Creditsafe's new ratings model slashes print credit scores

The launch of a new ratings model by credit information supplier Creditsafe has resulted in a widespread downgrade of UK printers' credit scores.

Creditsafe launched its new ratings model in late August, resulting in an immediate downgrade to a number of printers' credit scores, many of which have gone from very low to very high risk.

One £3.6m turnover, 30 staff printer saw its credit rating slashed from 94 to 20, while other examples seen by PrintWeek include downgrades from 87 to 39, 95 to 38 and 94 to seven.

Meanwhile, one print supplier had its credit score upgraded from nine to 59 and its recommended credit limit extended from zero to £4.45m, with no explanation for the change.

Creditsafe has attributed the high degree of flux in companies' credit scores to the introduction of a new ratings algorithm that takes into account data drawn from tens of millions of trade payments.

A spokesman said: "In late August 2014 Creditsafe introduced an enhanced ratings model incorporating more than 88 million trade payment experiences, which feed into the overall algorithm to establish a business’ financial health and propensity to enter insolvency in the next 12 months.
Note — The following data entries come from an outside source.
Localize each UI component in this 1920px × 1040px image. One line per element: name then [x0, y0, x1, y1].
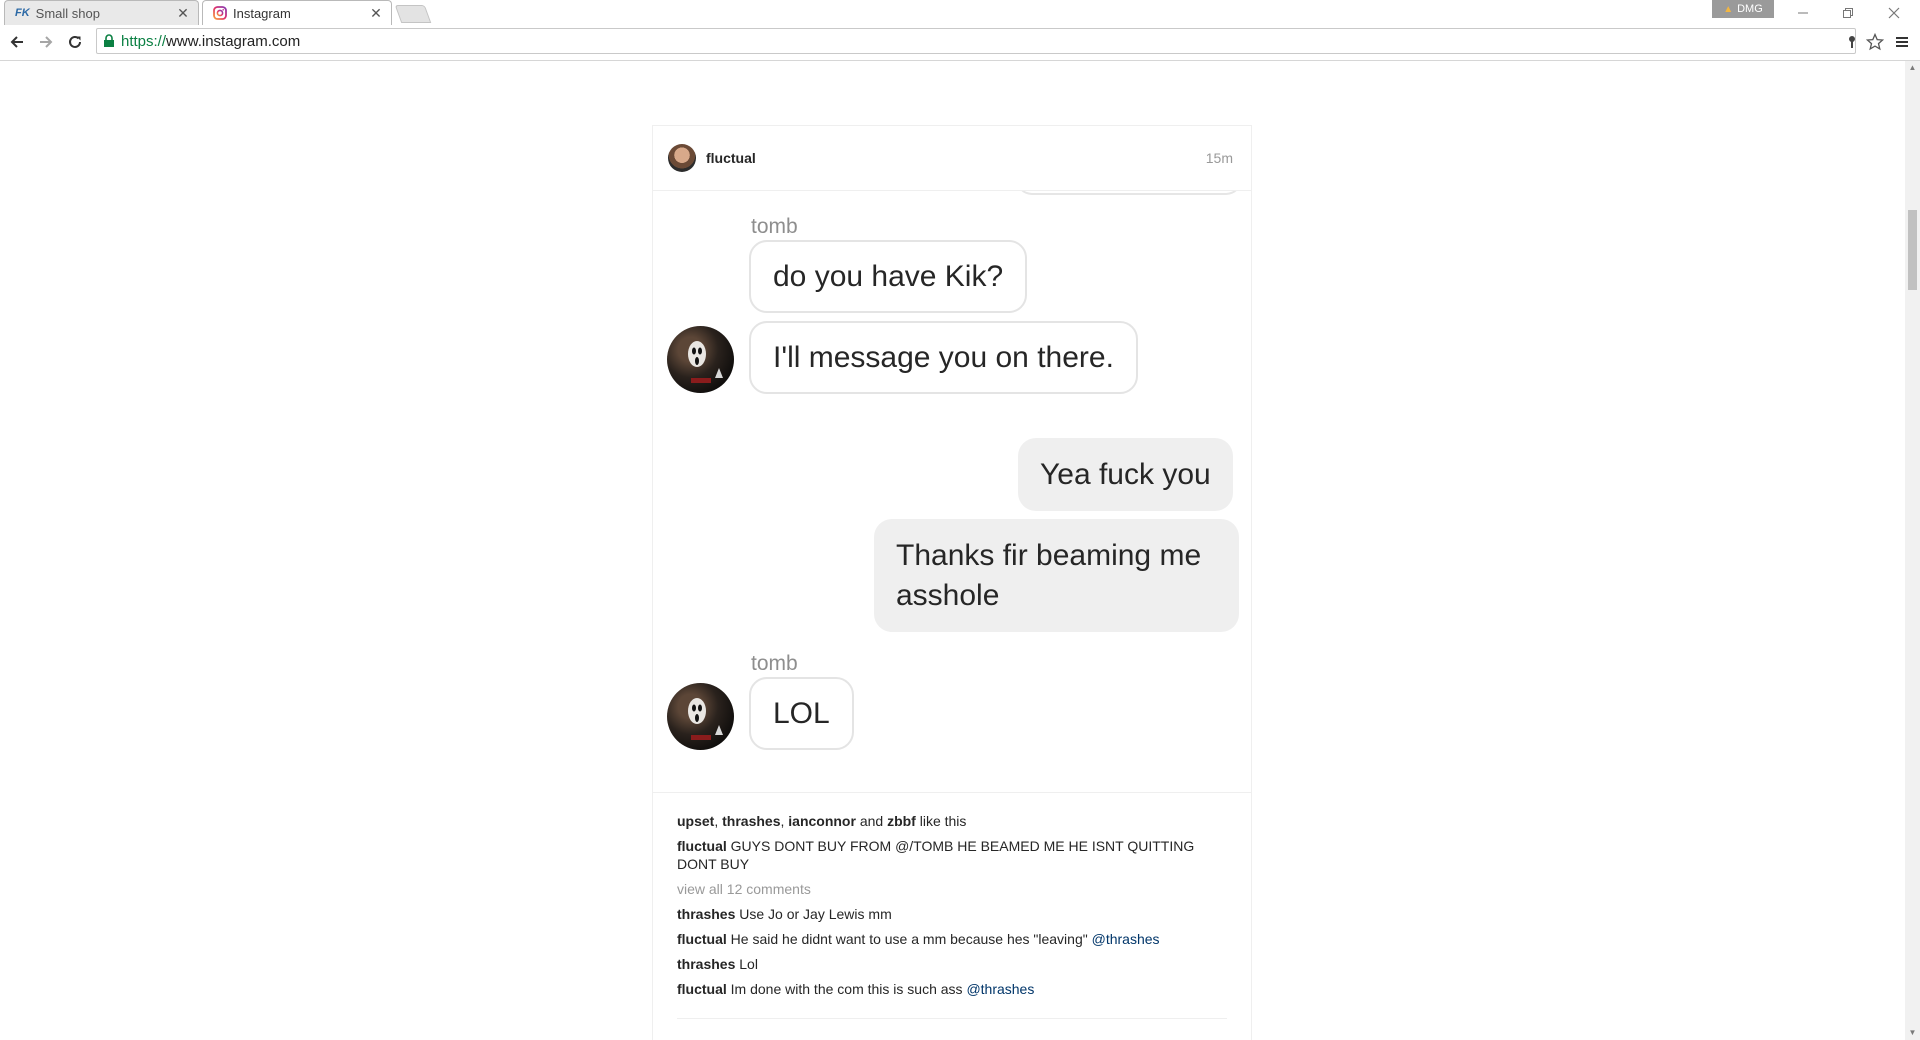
tab-small-shop[interactable]: FK Small shop ✕ — [4, 0, 199, 25]
comment-mention[interactable]: @thrashes — [1092, 931, 1160, 947]
view-all-comments-link[interactable]: view all 12 comments — [677, 880, 1227, 898]
minimize-button[interactable] — [1781, 0, 1825, 25]
lock-icon — [103, 34, 115, 48]
scroll-up-icon[interactable]: ▲ — [1905, 61, 1920, 75]
restore-icon — [1843, 7, 1853, 18]
message-bubble-in: LOL — [749, 677, 854, 750]
like-user[interactable]: thrashes — [722, 813, 780, 829]
comment-username[interactable]: thrashes — [677, 956, 735, 972]
tab-title: Instagram — [233, 5, 291, 21]
star-icon — [1866, 33, 1884, 51]
reload-icon — [69, 35, 81, 48]
tab-title: Small shop — [35, 5, 100, 21]
vertical-scrollbar[interactable]: ▲ ▼ — [1905, 61, 1920, 1040]
comment-text: Lol — [739, 956, 758, 972]
tab-close-icon[interactable]: ✕ — [367, 5, 385, 22]
fk-favicon-icon: FK — [15, 7, 30, 19]
previous-message-bubble — [1016, 191, 1242, 195]
hamburger-menu-icon — [1896, 37, 1908, 47]
sender-avatar — [667, 683, 734, 750]
like-user[interactable]: ianconnor — [788, 813, 856, 829]
post-footer: upset, thrashes, ianconnor and zbbf like… — [653, 792, 1251, 998]
scroll-down-icon[interactable]: ▼ — [1905, 1026, 1920, 1040]
close-icon — [1888, 7, 1900, 18]
menu-button[interactable] — [1892, 29, 1912, 55]
warning-icon: ▲ — [1723, 3, 1734, 15]
post-card: fluctual 15m tomb do you have Kik? I'll … — [652, 125, 1252, 1040]
address-bar[interactable]: https://www.instagram.com — [96, 28, 1856, 54]
minimize-icon — [1798, 12, 1808, 13]
caption-username[interactable]: fluctual — [677, 838, 727, 854]
comment-divider — [677, 1018, 1227, 1019]
comment: thrashes Lol — [677, 955, 1227, 973]
message-bubble-in: do you have Kik? — [749, 240, 1028, 313]
restore-button[interactable] — [1826, 0, 1870, 25]
new-tab-button[interactable] — [394, 5, 432, 23]
tab-close-icon[interactable]: ✕ — [174, 5, 192, 22]
arrow-left-icon — [10, 36, 23, 48]
scrollbar-thumb[interactable] — [1908, 210, 1917, 290]
browser-toolbar: https://www.instagram.com — [0, 25, 1920, 61]
tab-instagram[interactable]: Instagram ✕ — [202, 0, 392, 25]
comment-text: Use Jo or Jay Lewis mm — [739, 906, 892, 922]
instagram-icon — [213, 6, 227, 20]
profile-button[interactable]: ▲ DMG — [1712, 0, 1774, 18]
close-window-button[interactable] — [1872, 0, 1916, 25]
forward-button[interactable] — [33, 29, 59, 55]
caption: fluctual GUYS DONT BUY FROM @/TOMB HE BE… — [677, 837, 1227, 873]
sender-name: tomb — [751, 652, 798, 675]
likes-suffix: like this — [919, 813, 967, 829]
comment-text: He said he didnt want to use a mm becaus… — [730, 931, 1088, 947]
tab-strip: FK Small shop ✕ Instagram ✕ ▲ DMG — [0, 0, 1920, 25]
comment-username[interactable]: fluctual — [677, 981, 727, 997]
sender-name: tomb — [751, 215, 798, 238]
back-button[interactable] — [4, 29, 30, 55]
post-username[interactable]: fluctual — [706, 150, 756, 166]
reload-button[interactable] — [62, 29, 88, 55]
avatar[interactable] — [668, 144, 696, 172]
comment-text: Im done with the com this is such ass — [730, 981, 963, 997]
like-user[interactable]: upset — [677, 813, 714, 829]
caption-text: GUYS DONT BUY FROM @/TOMB HE BEAMED ME H… — [677, 838, 1195, 872]
url-host: www.instagram.com — [166, 32, 301, 50]
message-bubble-out: Yea fuck you — [1018, 438, 1233, 511]
key-icon — [1849, 36, 1855, 48]
key-button[interactable] — [1842, 29, 1862, 55]
comment: fluctual Im done with the com this is su… — [677, 980, 1227, 998]
bookmark-star-button[interactable] — [1864, 29, 1886, 55]
comment: fluctual He said he didnt want to use a … — [677, 930, 1227, 948]
comment: thrashes Use Jo or Jay Lewis mm — [677, 905, 1227, 923]
message-bubble-in: I'll message you on there. — [749, 321, 1138, 394]
arrow-right-icon — [40, 36, 53, 48]
url-scheme: https:// — [121, 32, 167, 50]
comment-username[interactable]: thrashes — [677, 906, 735, 922]
sender-avatar — [667, 326, 734, 393]
post-header: fluctual 15m — [653, 126, 1251, 191]
message-bubble-out: Thanks fir beaming me asshole — [874, 519, 1239, 632]
likes-line: upset, thrashes, ianconnor and zbbf like… — [677, 813, 967, 829]
comment-username[interactable]: fluctual — [677, 931, 727, 947]
post-timestamp[interactable]: 15m — [1206, 150, 1233, 166]
like-user[interactable]: zbbf — [887, 813, 916, 829]
post-image[interactable]: tomb do you have Kik? I'll message you o… — [653, 191, 1251, 791]
likes-and: and — [859, 813, 884, 829]
profile-label: DMG — [1737, 3, 1763, 15]
comment-mention[interactable]: @thrashes — [966, 981, 1034, 997]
"As a result of these changes, credit ratings and proposed trade credit limits for companies on the system may have changed. These changes have seen Creditsafe recommend increases in total aggregate trade limits across all categories of company, from small to medium sized enterprises (SMEs) through to major multi-national corporations."

Creditsafe stressed that there was no specific upgrading or downgrading of company ratings or limits assigned on the basis of the industry in which they operate and added that any changes in risk banding and trade credit limits were down to the inclusion of more comprehensive payment data.

"Trade data experiences are sourced from suppliers’ ledger systems and feed into the system directly from a client’s accounting software. The data is processed utilising comparable security links to those employed by the banking industry," the spokesman said.

"Payment experience data is only integrated as a variable into the ratings algorithm when multiple payment experiences are available. This ensures there is no opportunity for an enterprise to manipulate, or ‘game’, the system to negatively impact any other company’s rating."

However, Ian Carrotte, chief executive of print industry credit specialist ICSM said that the introduction of the new ratings model meant less transparency and could make it harder for printers to challenge their scores.

"Some of the data causing the ratings or scores to change is now invisible and anonymous, or at best extremely difficult to access. It is natural to distrust anonymous data gathered by computers from other anonymous computers," he said.

"If, as seems to be the case with many printing companies, your rating has dropped, the cause would usually be pretty obvious within the body of the credit report, [but] it may now be that you will have to consider that a computer programme somewhere has anonymously classified your customer (or you) as a bad payer."